Paparruchas. ¿Acaso no hay genios felices? Evoquemos las vidas soleadas de Velázquez o Rafael. Fue el romanticismo alemán el que nos acostumbró a pensar la genialidad como atributo paredaño con la locura, propio de personalidades inestables, inadaptadas, hurañas, extravagantes, obsesivas, nacidas, por decirlo con palabras de un influyente título de Rudolph y Margot Wittkower, bajo el signo de Saturno. Kant creyó que el genio era puro instinto: no sabe explicar lo que crea, y así Newton, capaz de exponer paso por paso sus razonamientos, no era un genio, por muy radiante físico que fuese. Otras teorías aluden al medio. Se ha querido explicar la ausencia de grandes pintores ingleses con el argumento de que en Inglaterra llueve mucho. Turner, que vale por todos los impresionistas, pone en jaque la conjetura, aunque es cierto que trasegó mucho el caballete por la Europa continental.

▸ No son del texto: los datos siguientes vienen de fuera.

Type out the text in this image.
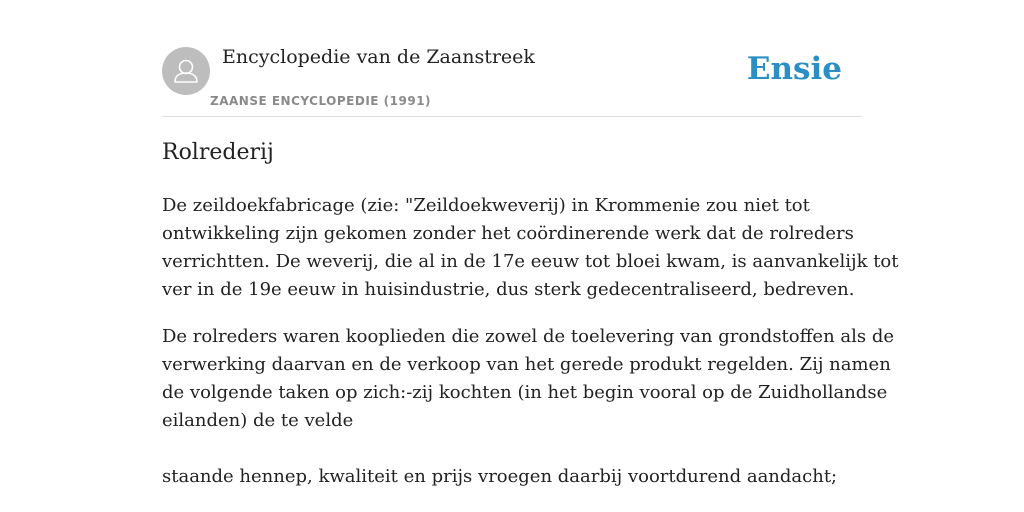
Encyclopedie van de Zaanstreek
ZAANSE ENCYCLOPEDIE (1991)
Ensie
Rolrederij

De zeildoekfabricage (zie: "Zeildoekweverij) in Krommenie zou niet tot
ontwikkeling zijn gekomen zonder het coördinerende werk dat de rolreders
verrichtten. De weverij, die al in de 17e eeuw tot bloei kwam, is aanvankelijk tot
ver in de 19e eeuw in huisindustrie, dus sterk gedecentraliseerd, bedreven.

De rolreders waren kooplieden die zowel de toelevering van grondstoffen als de
verwerking daarvan en de verkoop van het gerede produkt regelden. Zij namen
de volgende taken op zich:-zij kochten (in het begin vooral op de Zuidhollandse
eilanden) de te velde
staande hennep, kwaliteit en prijs vroegen daarbij voortdurend aandacht;
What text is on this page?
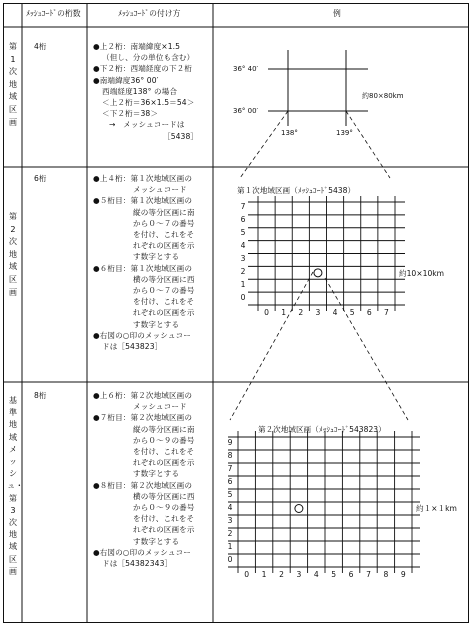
ﾒｯｼｭｺｰﾄﾞの桁数	ﾒｯｼｭｺｰﾄﾞの付け方	例
第1次地域区画
4桁	●上２桁：南端緯度×1.5
（但し、分の単位も含む）
●下２桁：西端経度の下２桁
●南端緯度36° 00′
西端経度138° の場合
＜上２桁＝36×1.5＝54＞
＜下２桁＝38＞
→　メッシュコードは
［5438］
36° 40′
36° 00′
138°	139°
約80×80km
第2次地域区画
6桁	●上４桁：第１次地域区画の
メッシュコード
●５桁目：第１次地域区画の
縦の等分区画に南
から０～７の番号
を付け、これをそ
れぞれの区画を示
す数字とする
●６桁目：第１次地域区画の
横の等分区画に西
から０～７の番号
を付け、これをそ
れぞれの区画を示
す数字とする
●右図の○印のメッシュコー
ドは［543823］
第１次地域区画（ﾒｯｼｭｺｰﾄﾞ5438）
約10×10km
7
6
5
4
3
2
1
0
0	1	2	3	4	5	6	7
基準地域メッシュ・第3次地域区画
8桁	●上６桁：第２次地域区画の
メッシュコード
●７桁目：第２次地域区画の
縦の等分区画に南
から０～９の番号
を付け、これをそ
れぞれの区画を示
す数字とする
●８桁目：第２次地域区画の
横の等分区画に西
から０～９の番号
を付け、これをそ
れぞれの区画を示
す数字とする
●右図の○印のメッシュコー
ドは［54382343］
第２次地域区画（ﾒｯｼｭｺｰﾄﾞ543823）
約１×１km
9
8
7
6
5
4
3
2
1
0
0	1	2	3	4	5	6	7	8	9
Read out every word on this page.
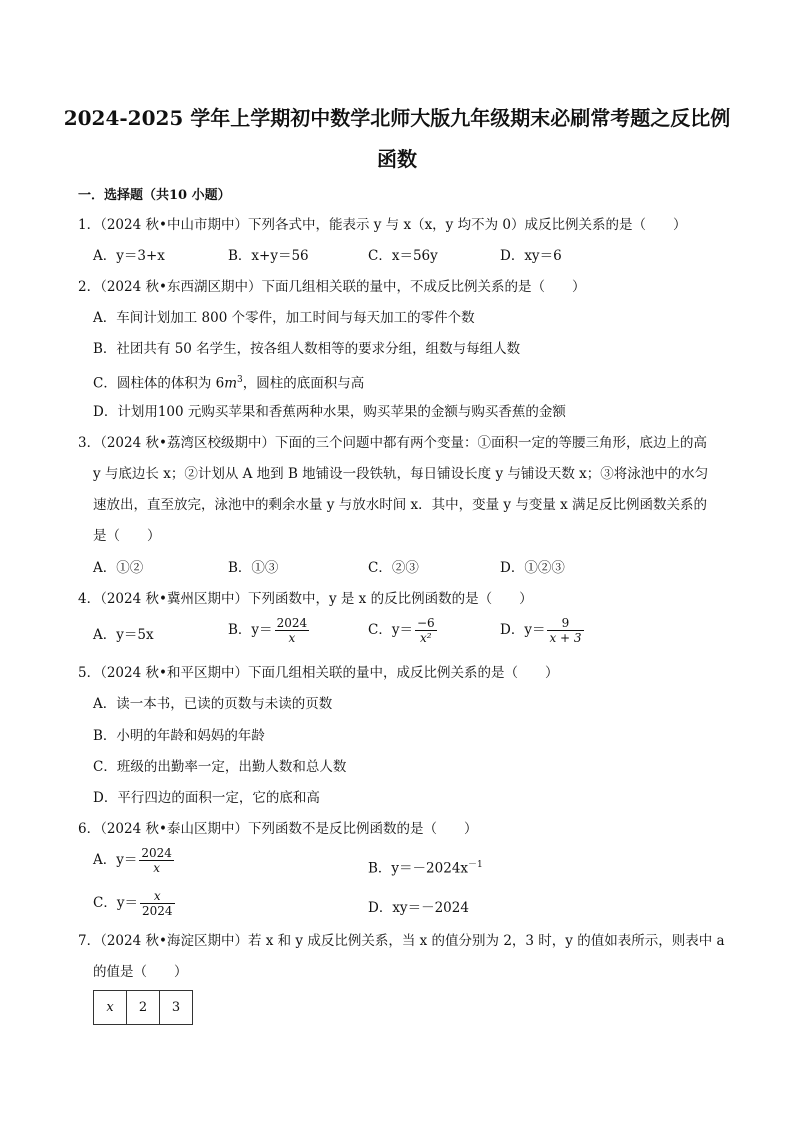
2024-2025 学年上学期初中数学北师大版九年级期末必刷常考题之反比例
函数
一．选择题（共10 小题）
1．（2024 秋•中山市期中）下列各式中，能表示 y 与 x（x，y 均不为 0）成反比例关系的是（　　）
A．y＝3+x	B．x+y＝56	C．x＝56y	D．xy＝6
2．（2024 秋•东西湖区期中）下面几组相关联的量中，不成反比例关系的是（　　）
A．车间计划加工 800 个零件，加工时间与每天加工的零件个数
B．社团共有 50 名学生，按各组人数相等的要求分组，组数与每组人数
C．圆柱体的体积为 $6m^3$，圆柱的底面积与高
D．计划用100 元购买苹果和香蕉两种水果，购买苹果的金额与购买香蕉的金额
3．（2024 秋•荔湾区校级期中）下面的三个问题中都有两个变量：①面积一定的等腰三角形，底边上的高
y 与底边长 x；②计划从 A 地到 B 地铺设一段铁轨，每日铺设长度 y 与铺设天数 x；③将泳池中的水匀
速放出，直至放完，泳池中的剩余水量 y 与放水时间 x．其中，变量 y 与变量 x 满足反比例函数关系的
是（　　）
A．①②	B．①③	C．②③	D．①②③
4．（2024 秋•冀州区期中）下列函数中，y 是 x 的反比例函数的是（　　）
A．y＝5x	B．$y= \frac{2024}{x}$	C．$y= \frac{-6}{\text{x²}}$	D．$y= \frac{9}{x + 3}$
5．（2024 秋•和平区期中）下面几组相关联的量中，成反比例关系的是（　　）
A．读一本书，已读的页数与未读的页数
B．小明的年龄和妈妈的年龄
C．班级的出勤率一定，出勤人数和总人数
D．平行四边的面积一定，它的底和高
6．（2024 秋•泰山区期中）下列函数不是反比例函数的是（　　）
A．$y= \frac{2024}{x}$	B．$y=-2024x^{-1}$
C．$y= \frac{x}{2024}$	D．xy＝－2024
7．（2024 秋•海淀区期中）若 x 和 y 成反比例关系，当 x 的值分别为 2，3 时，y 的值如表所示，则表中 a
的值是（　　）
x	2	3
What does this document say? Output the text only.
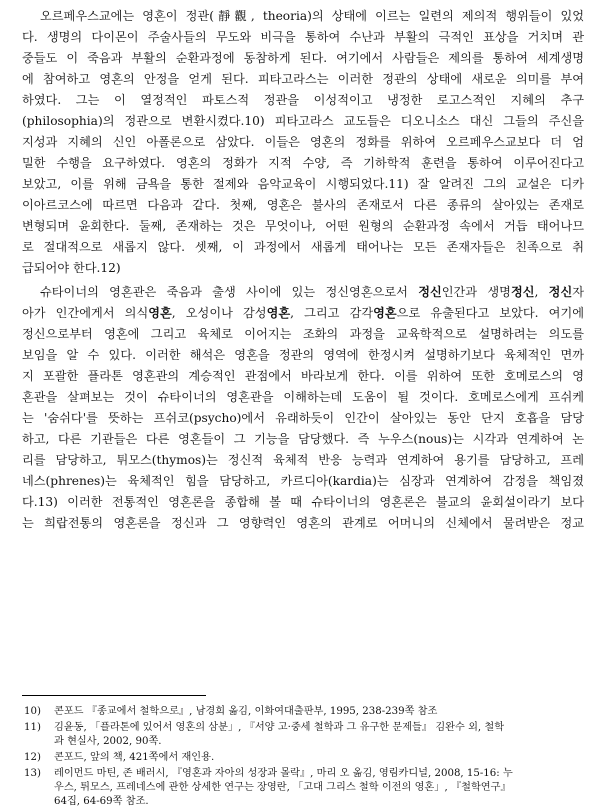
오르페우스교에는 영혼이 정관(靜觀, theoria)의 상태에 이르는 일련의 제의적 행위들이 있었
다. 생명의 다이몬이 주술사들의 무도와 비극을 통하여 수난과 부활의 극적인 표상을 거치며 관
중들도 이 죽음과 부활의 순환과정에 동참하게 된다. 여기에서 사람들은 제의를 통하여 세계생명
에 참여하고 영혼의 안정을 얻게 된다. 피타고라스는 이러한 정관의 상태에 새로운 의미를 부여
하였다. 그는 이 열정적인 파토스적 정관을 이성적이고 냉정한 로고스적인 지혜의 추구
(philosophia)의 정관으로 변환시켰다.10) 피타고라스 교도들은 디오니소스 대신 그들의 주신을
지성과 지혜의 신인 아폴론으로 삼았다. 이들은 영혼의 정화를 위하여 오르페우스교보다 더 엄
밀한 수행을 요구하였다. 영혼의 정화가 지적 수양, 즉 기하학적 훈련을 통하여 이루어진다고
보았고, 이를 위해 금욕을 통한 절제와 음악교육이 시행되었다.11) 잘 알려진 그의 교설은 디카
이아르코스에 따르면 다음과 같다. 첫째, 영혼은 불사의 존재로서 다른 종류의 살아있는 존재로
변형되며 윤회한다. 둘째, 존재하는 것은 무엇이나, 어떤 원형의 순환과정 속에서 거듭 태어나므
로 절대적으로 새롭지 않다. 셋째, 이 과정에서 새롭게 태어나는 모든 존재자들은 친족으로 취
급되어야 한다.12)
슈타이너의 영혼관은 죽음과 출생 사이에 있는 정신영혼으로서 정신인간과 생명정신, 정신자
아가 인간에게서 의식영혼, 오성이나 감성영혼, 그리고 감각영혼으로 유출된다고 보았다. 여기에
정신으로부터 영혼에 그리고 육체로 이어지는 조화의 과정을 교육학적으로 설명하려는 의도를
보임을 알 수 있다. 이러한 해석은 영혼을 정관의 영역에 한정시켜 설명하기보다 육체적인 면까
지 포괄한 플라톤 영혼관의 계승적인 관점에서 바라보게 한다. 이를 위하여 또한 호메로스의 영
혼관을 살펴보는 것이 슈타이너의 영혼관을 이해하는데 도움이 될 것이다. 호메로스에게 프쉬케
는 '숨쉬다'를 뜻하는 프쉬코(psycho)에서 유래하듯이 인간이 살아있는 동안 단지 호흡을 담당
하고, 다른 기관들은 다른 영혼들이 그 기능을 담당했다. 즉 누우스(nous)는 시각과 연계하여 논
리를 담당하고, 튀모스(thymos)는 정신적 육체적 반응 능력과 연계하여 용기를 담당하고, 프레
네스(phrenes)는 육체적인 힘을 담당하고, 카르디아(kardia)는 심장과 연계하여 감정을 책임졌
다.13) 이러한 전통적인 영혼론을 종합해 볼 때 슈타이너의 영혼론은 불교의 윤회설이라기 보다
는 희랍전통의 영혼론을 정신과 그 영향력인 영혼의 관계로 어머니의 신체에서 물려받은 정교
10) 콘포드 『종교에서 철학으로』, 남경희 옮김, 이화여대출판부, 1995, 238-239쪽 참조
11) 김윤동, 「플라톤에 있어서 영혼의 삼분」, 『서양 고·중세 철학과 그 유구한 문제들』 김완수 외, 철학
과 현실사, 2002, 90쪽.
12) 콘포드, 앞의 책, 421쪽에서 재인용.
13) 레이먼드 마틴, 존 배러시, 『영혼과 자아의 성장과 몰락』, 마리 오 옮김, 영림카디널, 2008, 15-16: 누
우스, 튀모스, 프레네스에 관한 상세한 연구는 장영란, 「고대 그리스 철학 이전의 영혼」, 『철학연구』
64집, 64-69쪽 참조.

Un asunto incómodo que no hemos de soslayar es de las mujeres y el genio. Mientras el talento parece estar bien distribuido por los sexos, la rara dádiva de la genialidad parece recaer sobre todo en varones, al menos si hemos de creer la nómina convencional de artistas y científicos geniales. Es un avatar más de la disputa entre cultura y herencia. Desde la óptica del feminismo se alude, de modo plausible, a la discriminación durante siglos en el acceso a la instrucción. También a la construcción social del genio como excluyente de campos de la estética donde las mujeres podían brillar. Con perspicacia, la teórica Christine Battersby observa que el romanticismo hizo del genio un individuo total, hermafrodita, que suma al teórico rasgo dominante masculino, el entendimiento, el supuesto rasgo aventajado de la feminidad, la sensibilidad. Las metáforas asociadas al arte genial proceden del universo de la maternidad: el genio concibe, gesta, da a luz con gran dolor y esfuerzo, etc. Camille Paglia piensa en cambio que las barreras sociales no explican bastantemente la menor presencia de mujeres en el canon. La prevalencia masculina se debería al mayor número de varones en los márgenes aberrantes de la personalidad: «No hay un Mozart mujer por la misma razón por la que no hay un Jack el Destripador mujer».  La genialidad sería un tipo de deformación, una forma de monstruosidad, que la naturaleza quiere menos presente en términos estadísticos en el sexo femenino.

Es posible que los hombres se beneficien de una mayor tendencia al egotismo para darse a la creación. Sin embargo, el hecho de que en disciplinas jóvenes como la novela, nacidas en épocas en que la mujer empezaba a lograr su independencia, la lista de obras perdurables –de Austen a Lispector, pasando por las Brontë, George Eliot, Pardo Bazán, Wharton, Woolf o Yourcenar– se equilibre bastante, apunta a un freno social que tiempo atrás menguaba las posibilidades de la mujer para acceder al estatuto de gran artista. Pero esta discusión no debería enfrentarnos. Si fuera cierta la tesis de que el genio es alguien que se malquista con su época, al que solo el futuro prestará atención y cuya circunstancia linda con lo enfermizo, tan poco envidiable don sería para un sexo como para el otro. Antes que ser ungido con los óleos del genio, ¿no es mejor tener talento y moldear hermosos castillos en la arena, cosechando el aplauso efímero, y sin que nos importe un rábano la marea acechante del olvido? Añadamos, en fin, que el talento rara vez engaña a quien lo posee; el genio, por contra, levanta un sinfín de expectativas infundadas.